Premières références à la Charte dans la jurisprudence du Tribunal. Rapidement, les citoyens ont perçu l’importance de la Charte et ont invoqué à l’occasion de litiges avec les institutions de l’Union européenne les droits qu’elle reconnaissait. Le Tribunal de première instance des Communautés européennes y a fait référence régulièrement pour souligner l’importance, dans l’ordre juridique communautaire, des droits que la Charte énonçait. Ainsi, à propos du droit à un recours effectif : TPICE 3 mai 2002, Jégo-Quéré c/Commission, aff. T-177/01, Rec. CJCE p. II-2365, points 42 et 47 ; de la présomption d’innocence : TPICE, 26 octobre 2005, Groupe Danone c/Commission, aff. T-38/02, Rec. CJCE p. II-4407, point 216 ; du respect du délai raisonnable : TPICE, 13 juillet 2005, Sunrider c/OHMI, aff. T-242/02, Rec. CJCE p. II-2793, point 51.
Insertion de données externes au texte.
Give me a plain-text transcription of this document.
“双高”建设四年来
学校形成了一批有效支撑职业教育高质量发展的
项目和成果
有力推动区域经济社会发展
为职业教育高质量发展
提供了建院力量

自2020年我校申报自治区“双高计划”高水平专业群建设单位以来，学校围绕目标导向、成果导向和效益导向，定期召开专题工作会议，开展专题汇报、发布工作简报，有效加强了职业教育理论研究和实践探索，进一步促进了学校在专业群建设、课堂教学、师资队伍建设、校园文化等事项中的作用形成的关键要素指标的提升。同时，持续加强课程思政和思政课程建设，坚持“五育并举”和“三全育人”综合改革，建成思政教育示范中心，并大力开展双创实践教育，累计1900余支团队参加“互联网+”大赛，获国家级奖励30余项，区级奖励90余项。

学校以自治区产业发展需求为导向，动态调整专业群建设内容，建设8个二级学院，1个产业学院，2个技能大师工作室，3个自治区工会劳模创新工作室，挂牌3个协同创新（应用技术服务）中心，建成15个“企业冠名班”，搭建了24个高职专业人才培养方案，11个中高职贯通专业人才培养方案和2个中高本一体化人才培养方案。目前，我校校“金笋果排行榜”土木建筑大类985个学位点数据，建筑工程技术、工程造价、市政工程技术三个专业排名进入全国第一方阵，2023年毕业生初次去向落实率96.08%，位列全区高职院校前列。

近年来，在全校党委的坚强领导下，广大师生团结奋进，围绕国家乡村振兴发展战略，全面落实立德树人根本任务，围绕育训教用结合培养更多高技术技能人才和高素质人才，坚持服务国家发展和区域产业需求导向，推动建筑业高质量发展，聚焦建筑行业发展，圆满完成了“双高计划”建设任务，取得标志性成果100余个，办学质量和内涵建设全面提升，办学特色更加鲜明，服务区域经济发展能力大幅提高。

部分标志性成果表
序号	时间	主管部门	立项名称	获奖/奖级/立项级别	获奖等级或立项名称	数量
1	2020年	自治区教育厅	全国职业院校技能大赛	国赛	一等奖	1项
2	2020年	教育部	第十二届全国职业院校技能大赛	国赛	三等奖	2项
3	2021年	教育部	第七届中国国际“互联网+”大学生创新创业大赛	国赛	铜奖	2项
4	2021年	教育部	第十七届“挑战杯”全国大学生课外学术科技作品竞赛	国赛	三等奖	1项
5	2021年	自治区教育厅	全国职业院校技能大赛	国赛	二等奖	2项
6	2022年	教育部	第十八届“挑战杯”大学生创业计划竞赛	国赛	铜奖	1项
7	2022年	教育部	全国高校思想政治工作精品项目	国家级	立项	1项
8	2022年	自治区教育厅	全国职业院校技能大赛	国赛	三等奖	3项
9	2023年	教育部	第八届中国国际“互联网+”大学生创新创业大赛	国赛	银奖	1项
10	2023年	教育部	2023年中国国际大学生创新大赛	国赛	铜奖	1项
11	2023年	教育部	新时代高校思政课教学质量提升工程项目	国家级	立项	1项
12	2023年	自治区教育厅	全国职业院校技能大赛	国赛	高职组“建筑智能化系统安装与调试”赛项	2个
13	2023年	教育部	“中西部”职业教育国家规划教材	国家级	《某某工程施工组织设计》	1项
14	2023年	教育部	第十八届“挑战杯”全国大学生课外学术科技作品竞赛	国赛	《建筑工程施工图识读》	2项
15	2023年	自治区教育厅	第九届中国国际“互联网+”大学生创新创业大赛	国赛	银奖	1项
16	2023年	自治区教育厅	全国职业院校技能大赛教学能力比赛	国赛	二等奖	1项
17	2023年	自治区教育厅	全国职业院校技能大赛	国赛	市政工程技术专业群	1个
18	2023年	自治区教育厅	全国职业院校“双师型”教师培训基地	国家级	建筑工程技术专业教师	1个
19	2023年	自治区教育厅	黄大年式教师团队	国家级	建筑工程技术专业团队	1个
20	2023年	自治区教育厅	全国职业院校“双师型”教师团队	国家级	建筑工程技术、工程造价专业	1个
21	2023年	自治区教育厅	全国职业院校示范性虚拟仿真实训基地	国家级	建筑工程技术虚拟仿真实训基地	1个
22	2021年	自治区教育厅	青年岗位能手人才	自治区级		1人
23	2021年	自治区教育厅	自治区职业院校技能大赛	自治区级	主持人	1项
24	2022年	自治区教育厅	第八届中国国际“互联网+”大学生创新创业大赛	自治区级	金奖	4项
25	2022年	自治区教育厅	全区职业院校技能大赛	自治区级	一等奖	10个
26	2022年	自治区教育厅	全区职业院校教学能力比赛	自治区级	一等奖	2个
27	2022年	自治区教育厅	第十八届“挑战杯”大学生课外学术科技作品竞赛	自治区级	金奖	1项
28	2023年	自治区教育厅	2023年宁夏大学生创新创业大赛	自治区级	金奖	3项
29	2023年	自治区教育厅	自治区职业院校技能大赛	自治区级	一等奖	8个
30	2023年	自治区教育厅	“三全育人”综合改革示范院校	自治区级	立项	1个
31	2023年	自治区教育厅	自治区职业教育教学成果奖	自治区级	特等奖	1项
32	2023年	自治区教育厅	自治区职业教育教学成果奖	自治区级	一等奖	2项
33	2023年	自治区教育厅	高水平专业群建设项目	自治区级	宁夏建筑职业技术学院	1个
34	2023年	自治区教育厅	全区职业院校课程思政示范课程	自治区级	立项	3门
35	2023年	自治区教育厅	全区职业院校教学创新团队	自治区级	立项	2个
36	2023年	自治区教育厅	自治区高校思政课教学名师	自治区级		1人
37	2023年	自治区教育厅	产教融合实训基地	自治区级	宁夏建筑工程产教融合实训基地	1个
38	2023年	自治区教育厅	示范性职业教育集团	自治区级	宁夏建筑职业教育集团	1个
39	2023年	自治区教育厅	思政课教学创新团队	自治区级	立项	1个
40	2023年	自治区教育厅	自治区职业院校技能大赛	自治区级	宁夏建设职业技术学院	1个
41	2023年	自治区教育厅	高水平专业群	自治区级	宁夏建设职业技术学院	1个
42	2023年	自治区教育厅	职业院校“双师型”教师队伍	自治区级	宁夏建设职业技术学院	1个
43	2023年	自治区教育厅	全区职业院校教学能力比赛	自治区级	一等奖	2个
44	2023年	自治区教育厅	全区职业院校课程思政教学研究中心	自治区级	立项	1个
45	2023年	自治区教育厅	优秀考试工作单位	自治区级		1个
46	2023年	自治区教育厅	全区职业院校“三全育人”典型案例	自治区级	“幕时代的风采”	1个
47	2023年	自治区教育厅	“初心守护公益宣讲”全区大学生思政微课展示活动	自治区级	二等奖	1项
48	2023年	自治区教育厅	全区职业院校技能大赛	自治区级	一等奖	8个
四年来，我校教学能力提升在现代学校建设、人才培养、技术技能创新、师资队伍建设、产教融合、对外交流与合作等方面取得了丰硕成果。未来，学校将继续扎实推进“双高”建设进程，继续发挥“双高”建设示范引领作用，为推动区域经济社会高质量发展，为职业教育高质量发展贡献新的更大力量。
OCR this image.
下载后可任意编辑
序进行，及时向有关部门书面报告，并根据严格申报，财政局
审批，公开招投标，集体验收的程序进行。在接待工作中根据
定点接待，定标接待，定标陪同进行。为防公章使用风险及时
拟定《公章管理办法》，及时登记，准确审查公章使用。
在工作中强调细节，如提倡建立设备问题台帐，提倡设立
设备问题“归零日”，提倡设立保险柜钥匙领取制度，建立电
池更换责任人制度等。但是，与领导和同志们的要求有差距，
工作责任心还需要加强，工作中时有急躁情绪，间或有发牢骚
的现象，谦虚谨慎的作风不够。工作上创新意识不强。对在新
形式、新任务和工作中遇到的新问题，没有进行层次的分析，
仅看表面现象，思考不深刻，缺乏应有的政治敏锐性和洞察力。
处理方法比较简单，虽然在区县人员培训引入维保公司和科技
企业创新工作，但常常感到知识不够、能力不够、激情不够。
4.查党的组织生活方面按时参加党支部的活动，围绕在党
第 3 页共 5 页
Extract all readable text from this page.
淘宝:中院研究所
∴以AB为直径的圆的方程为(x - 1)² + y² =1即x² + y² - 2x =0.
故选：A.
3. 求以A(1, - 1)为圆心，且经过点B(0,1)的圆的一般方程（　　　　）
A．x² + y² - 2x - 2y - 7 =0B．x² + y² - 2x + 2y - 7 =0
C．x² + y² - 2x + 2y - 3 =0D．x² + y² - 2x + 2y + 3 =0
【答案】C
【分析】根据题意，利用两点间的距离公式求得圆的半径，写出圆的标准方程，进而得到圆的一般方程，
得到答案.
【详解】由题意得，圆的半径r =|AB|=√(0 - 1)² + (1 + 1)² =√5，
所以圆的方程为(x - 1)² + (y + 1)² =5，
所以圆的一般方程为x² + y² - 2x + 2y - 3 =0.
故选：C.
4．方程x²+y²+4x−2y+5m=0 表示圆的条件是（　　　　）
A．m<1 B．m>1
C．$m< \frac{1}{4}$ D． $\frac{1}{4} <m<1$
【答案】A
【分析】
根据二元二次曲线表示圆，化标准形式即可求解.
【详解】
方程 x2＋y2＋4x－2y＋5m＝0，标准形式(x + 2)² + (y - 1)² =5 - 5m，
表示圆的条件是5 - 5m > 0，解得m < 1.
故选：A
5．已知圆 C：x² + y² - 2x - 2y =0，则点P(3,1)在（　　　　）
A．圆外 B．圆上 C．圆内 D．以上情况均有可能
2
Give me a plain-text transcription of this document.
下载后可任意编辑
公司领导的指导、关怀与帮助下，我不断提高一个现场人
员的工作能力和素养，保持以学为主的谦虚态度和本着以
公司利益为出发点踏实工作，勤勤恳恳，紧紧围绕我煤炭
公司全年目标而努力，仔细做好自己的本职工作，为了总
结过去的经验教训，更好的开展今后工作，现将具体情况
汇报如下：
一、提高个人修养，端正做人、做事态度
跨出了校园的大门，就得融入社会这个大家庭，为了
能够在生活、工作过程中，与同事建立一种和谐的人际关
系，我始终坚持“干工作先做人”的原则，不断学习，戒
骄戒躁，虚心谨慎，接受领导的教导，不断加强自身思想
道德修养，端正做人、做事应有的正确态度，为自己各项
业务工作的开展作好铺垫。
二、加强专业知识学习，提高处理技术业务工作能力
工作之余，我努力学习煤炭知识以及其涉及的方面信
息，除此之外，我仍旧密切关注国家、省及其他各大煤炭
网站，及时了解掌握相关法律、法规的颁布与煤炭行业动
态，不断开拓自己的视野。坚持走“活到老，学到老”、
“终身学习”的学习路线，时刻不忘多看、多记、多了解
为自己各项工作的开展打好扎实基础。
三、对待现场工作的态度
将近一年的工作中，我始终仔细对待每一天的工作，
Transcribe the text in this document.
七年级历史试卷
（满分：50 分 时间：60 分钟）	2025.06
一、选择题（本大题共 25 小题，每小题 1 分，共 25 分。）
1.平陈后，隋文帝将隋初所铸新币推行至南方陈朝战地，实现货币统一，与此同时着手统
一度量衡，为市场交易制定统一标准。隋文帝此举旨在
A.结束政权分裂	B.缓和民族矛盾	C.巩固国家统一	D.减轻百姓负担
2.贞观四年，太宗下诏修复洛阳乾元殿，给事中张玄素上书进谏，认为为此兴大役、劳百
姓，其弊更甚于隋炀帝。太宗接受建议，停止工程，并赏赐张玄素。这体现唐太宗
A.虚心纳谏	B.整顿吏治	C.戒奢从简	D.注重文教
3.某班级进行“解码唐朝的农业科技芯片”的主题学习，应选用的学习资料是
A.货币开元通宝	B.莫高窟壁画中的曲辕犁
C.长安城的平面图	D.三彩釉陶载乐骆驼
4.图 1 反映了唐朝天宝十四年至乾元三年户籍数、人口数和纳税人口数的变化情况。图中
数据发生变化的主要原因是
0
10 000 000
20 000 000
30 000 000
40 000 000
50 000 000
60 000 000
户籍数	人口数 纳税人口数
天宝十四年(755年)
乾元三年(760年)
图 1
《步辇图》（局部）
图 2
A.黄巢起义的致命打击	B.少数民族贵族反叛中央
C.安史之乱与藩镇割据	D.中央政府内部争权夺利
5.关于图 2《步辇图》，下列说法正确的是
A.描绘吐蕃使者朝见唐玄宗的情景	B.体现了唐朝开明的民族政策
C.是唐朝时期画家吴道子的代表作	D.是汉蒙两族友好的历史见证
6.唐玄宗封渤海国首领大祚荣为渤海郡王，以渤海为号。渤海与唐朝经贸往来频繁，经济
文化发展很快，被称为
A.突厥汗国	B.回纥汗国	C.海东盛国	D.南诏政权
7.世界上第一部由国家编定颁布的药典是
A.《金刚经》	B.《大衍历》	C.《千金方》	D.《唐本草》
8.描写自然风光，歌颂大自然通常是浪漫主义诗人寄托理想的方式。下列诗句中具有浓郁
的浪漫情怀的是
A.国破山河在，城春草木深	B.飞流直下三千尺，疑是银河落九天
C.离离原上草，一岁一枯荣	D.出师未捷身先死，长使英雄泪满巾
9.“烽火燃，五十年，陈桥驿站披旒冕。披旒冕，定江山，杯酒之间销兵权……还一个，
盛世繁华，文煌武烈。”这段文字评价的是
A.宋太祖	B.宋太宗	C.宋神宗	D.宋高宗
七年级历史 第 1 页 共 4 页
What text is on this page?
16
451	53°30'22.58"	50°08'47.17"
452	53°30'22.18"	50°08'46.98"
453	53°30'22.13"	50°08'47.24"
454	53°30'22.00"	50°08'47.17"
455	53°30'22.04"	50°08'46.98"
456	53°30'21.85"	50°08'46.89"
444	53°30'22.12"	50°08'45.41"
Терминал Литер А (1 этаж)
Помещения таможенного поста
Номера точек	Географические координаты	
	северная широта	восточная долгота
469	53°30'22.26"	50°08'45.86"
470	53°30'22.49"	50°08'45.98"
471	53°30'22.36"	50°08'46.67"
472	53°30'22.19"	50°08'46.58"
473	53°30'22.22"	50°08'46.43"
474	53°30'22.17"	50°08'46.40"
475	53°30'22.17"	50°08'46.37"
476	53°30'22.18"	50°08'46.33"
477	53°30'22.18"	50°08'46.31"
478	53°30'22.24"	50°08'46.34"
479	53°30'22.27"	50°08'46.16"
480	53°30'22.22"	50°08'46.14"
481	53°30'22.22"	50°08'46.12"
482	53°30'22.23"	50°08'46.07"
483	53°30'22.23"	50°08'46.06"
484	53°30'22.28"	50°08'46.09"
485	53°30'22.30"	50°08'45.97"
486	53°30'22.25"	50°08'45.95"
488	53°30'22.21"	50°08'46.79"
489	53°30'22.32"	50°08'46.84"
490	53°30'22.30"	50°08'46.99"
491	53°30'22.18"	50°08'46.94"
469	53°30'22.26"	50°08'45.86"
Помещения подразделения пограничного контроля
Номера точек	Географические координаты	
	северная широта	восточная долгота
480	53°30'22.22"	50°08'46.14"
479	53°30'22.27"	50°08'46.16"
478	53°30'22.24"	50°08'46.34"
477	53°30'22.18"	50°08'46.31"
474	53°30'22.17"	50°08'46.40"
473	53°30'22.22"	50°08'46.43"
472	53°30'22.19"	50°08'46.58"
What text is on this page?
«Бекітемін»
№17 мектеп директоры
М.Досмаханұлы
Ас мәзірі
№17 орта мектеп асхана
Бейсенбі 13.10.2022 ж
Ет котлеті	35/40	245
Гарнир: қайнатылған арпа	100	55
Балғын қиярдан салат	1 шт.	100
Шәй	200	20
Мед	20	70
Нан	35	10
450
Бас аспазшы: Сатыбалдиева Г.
Prudence initiale de la Cour de justice. A la différence de ses avocats généraux qui y faisaient régulièrement référence, la Cour de justice s’est abstenue, pendant plusieurs années, de prendre appui sur la Charte dans les motifs de ses décisions. Elle a franchi le pas dans une affaire qui s’y prêtait particulièrement dans la mesure où la directive relative au droit au regroupement familial attaquée y faisait elle-même référence dans l’un de ses premiers considérants. La Cour a dès lors observé que si la Charte proclamée solennellement à Nice le 7 décembre 2000 par le Parlement, le Conseil et la Commission ne constituait pas un instrument juridique contraignant, le législateur communautaire avait cependant entendu en reconnaître l’importance en affirmant, dans la directive objet du recours, que cette dernière respectait les principes reconnus par la CEDH mais aussi la Charte (CJCE, 27 juin 2006, Parlement c/Conseil, aff. C-540/03, Rec. CJCE p. I-5769, point 38). La Cour ne s’est pas limitée à une simple référence à la Charte mais a expliqué comment devait être lus les principaux articles (7 et 24) relatifs à la vie familiale (ibid., point 58).

Incorporation de la Charte dans le traité constitutionnel. L’incorporation de la Charte, telle que rediscutée dans le cadre de la Convention sur l’avenir de l’Europe et agréée par la CIG de 2004, dans le traité établissant une Constitution pour l’Europe signé le 29 octobre 2004 a eu pour effet d’ancrer les droits fondamentaux dans la Constitution européenne. Désormais, ces droits ne devaient plus être reconnus au détour d’une jurisprudence ou dans le cadre d’actes adoptés par des institutions de l’Union européenne dont la légitimité était régulièrement contestée. La Charte devait acquérir une force contraignante et la valeur juridique d’un traité. Constituant la partie II du traité établissant une Constitution pour l’Europe, la Charte des droits fondamentaux de l’Union était de surcroît au cœur du traité constitutionnel européen. Placés avant les dispositions relatives aux politiques et aux institutions de l’Union, les droits fondamentaux ainsi consacrés étaient de nature à commander toute l’action de l’Union. Le rejet du traité constitutionnel européen en 2005 n’a toutefois pas conduit à abandonner l’idée d’une constitutionalisation des droits fondamentaux.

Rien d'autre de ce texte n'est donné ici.